Although the most diehard Civilization players refuse to acknowledge the console-based Civilization Revolution as a real entry in the franchise, Firaxis certainly took several lessons from the console game and quietly implemented them in Civ V. One such lesson is the user interface, designed by the same person who did Civ Rev's, that cuts or pushes everything it can to the sides of the screen, making the main screen the star, rather than a co-star to the menus.
The clean interface is at its most stunning during the leader negotiation screens. Instead of a pop-up of the leader like in the last few iterations of the game, this time each of the 18 factions' representative is presented in a full-screen portrait: Napoleon sits atop a horse in a field, Elizabeth on her thrown and Montezuma paces in a temple. Each leader using their own language and diplomacy feels more like an immersive experience than ever before. You aren't negotiating with a talking head.

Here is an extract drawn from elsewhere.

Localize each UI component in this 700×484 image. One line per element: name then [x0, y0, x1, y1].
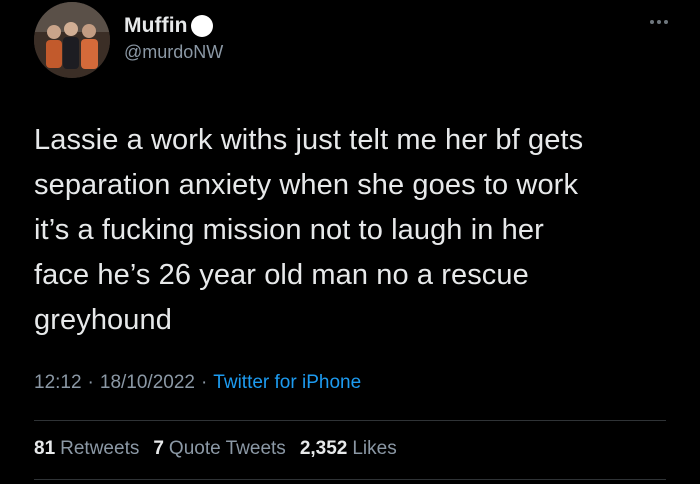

Combat has long been a sticking point in the core Civ franchise. At some point it inevitably became a mathematical nightmare with "stacks of doom" and a domination victory never feeling like it was a worthwhile effort. Civ V gets around this by only allowing one unit per square, er, hex, and giving cities hit points (upgradable with walls and castles). Once a city is captured, it can be burned to the ground or annexed, which makes the citizens unhappy either way. While annexing will also drain resources, players can also now install a "puppet" government. Doing so prevents the player from having any choice of what the city does, but they continue to gain the benefits of a city with little unhappiness.

The game also features city-states, smaller civs that aren't represented as a main faction, but can be negotiated with and leveraged for several diplomatic purposes. It's still really difficult to get an idea of how these will play into the big picture of a Civ game.

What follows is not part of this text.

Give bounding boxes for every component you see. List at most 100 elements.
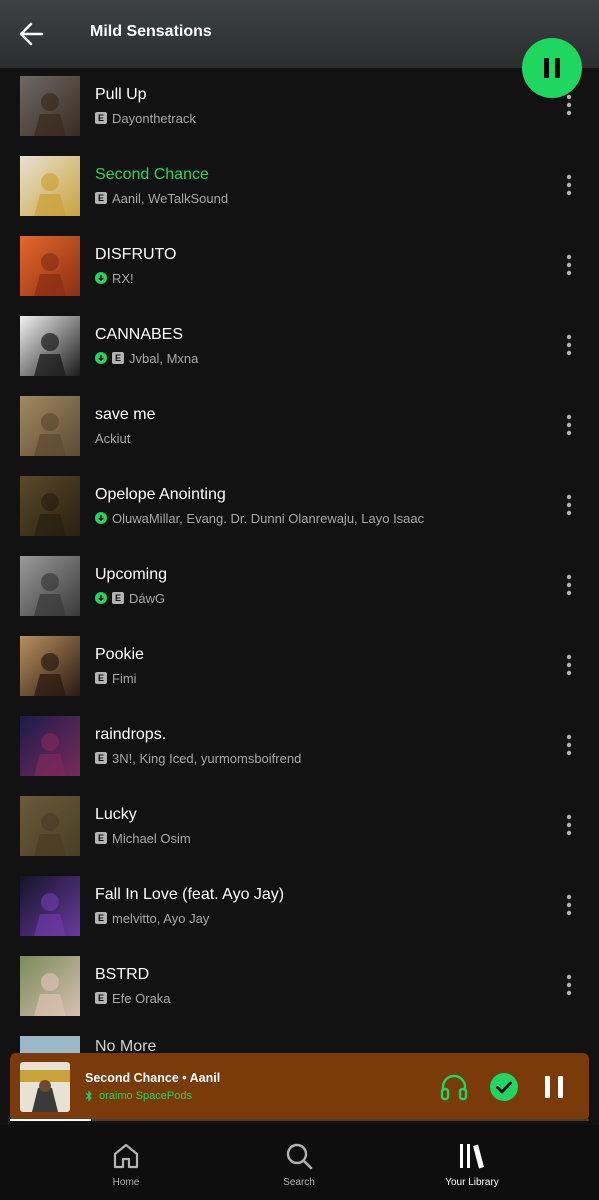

Civ V's timeline ends in 2050 and players can win through domination, science, culture and diplomacy. We've also been told that a standard game should last about eight hours. During our presentation it was explained that domination will require capturing the other capitals in the game and culture involves taking six social policies to their limit and building "The Utopia Project."

Social policies are the civics (from Civ IV) of Civ V, but instead of bringing little bonuses like civics did in the last iteration, social policies implement massive changes. Each has a tech tree attached that you'll level up through the game.

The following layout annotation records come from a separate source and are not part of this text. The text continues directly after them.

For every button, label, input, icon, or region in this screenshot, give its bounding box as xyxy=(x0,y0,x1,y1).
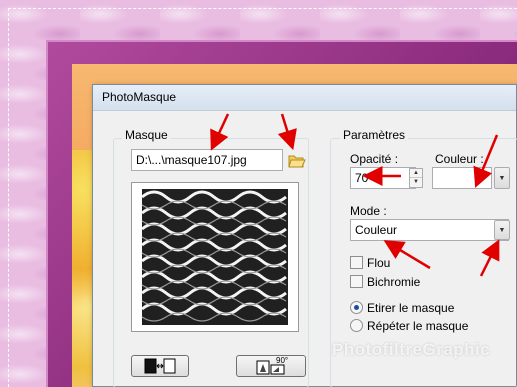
flou-label: Flou xyxy=(367,256,391,270)
etirer-label: Etirer le masque xyxy=(367,301,455,315)
invert-mask-button[interactable] xyxy=(131,355,189,377)
rotate-90-button[interactable]: 90° xyxy=(236,355,306,377)
flou-checkbox[interactable] xyxy=(350,256,363,269)
mask-file-field[interactable]: D:\...\masque107.jpg xyxy=(131,149,283,171)
dialog-title: PhotoMasque xyxy=(102,90,177,104)
parametres-group-label: Paramètres xyxy=(340,128,409,142)
mode-label: Mode : xyxy=(350,204,387,218)
repeter-radio[interactable] xyxy=(350,319,363,332)
bichromie-label: Bichromie xyxy=(367,275,421,289)
watermark: PhotofiltreGraphic xyxy=(332,340,491,359)
dialog-titlebar[interactable]: PhotoMasque xyxy=(93,85,516,111)
rotate-90-label: 90° xyxy=(276,356,289,365)
masque-group-label: Masque xyxy=(122,128,171,142)
opacite-label: Opacité : xyxy=(350,152,399,166)
etirer-radio[interactable] xyxy=(350,301,363,314)
spin-up-icon[interactable]: ▲ xyxy=(410,169,422,178)
opacite-input[interactable]: 70 xyxy=(350,167,416,189)
mask-preview-pattern xyxy=(132,183,298,331)
bichromie-checkbox[interactable] xyxy=(350,275,363,288)
repeter-label: Répéter le masque xyxy=(367,319,469,333)
mode-dropdown-arrow[interactable]: ▼ xyxy=(494,220,510,240)
couleur-swatch[interactable] xyxy=(432,167,492,189)
invert-mask-icon xyxy=(144,358,176,374)
folder-open-icon[interactable] xyxy=(287,151,307,171)
couleur-dropdown-arrow[interactable]: ▼ xyxy=(494,167,510,189)
mode-select[interactable]: Couleur xyxy=(350,219,509,241)
couleur-label: Couleur : xyxy=(435,152,484,166)
mask-preview xyxy=(131,182,299,332)
spin-down-icon[interactable]: ▼ xyxy=(410,178,422,187)
opacite-spinner[interactable]: ▲ ▼ xyxy=(409,168,423,188)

Also, like Civ IV, modding will be a big part of Civ V (read more about this topic here). The big difference this time is the mods will be available directly from the game's main menu. Quality control will be implemented through a community-based star system.

Civilization V appears to be the next great iteration of the core franchise that fans expect, but with tweaks to balance combat and get those Revolution players interested. Prepare to stand the test of time when the game releases September 21, 2010. Now, seriously, when can we touch it?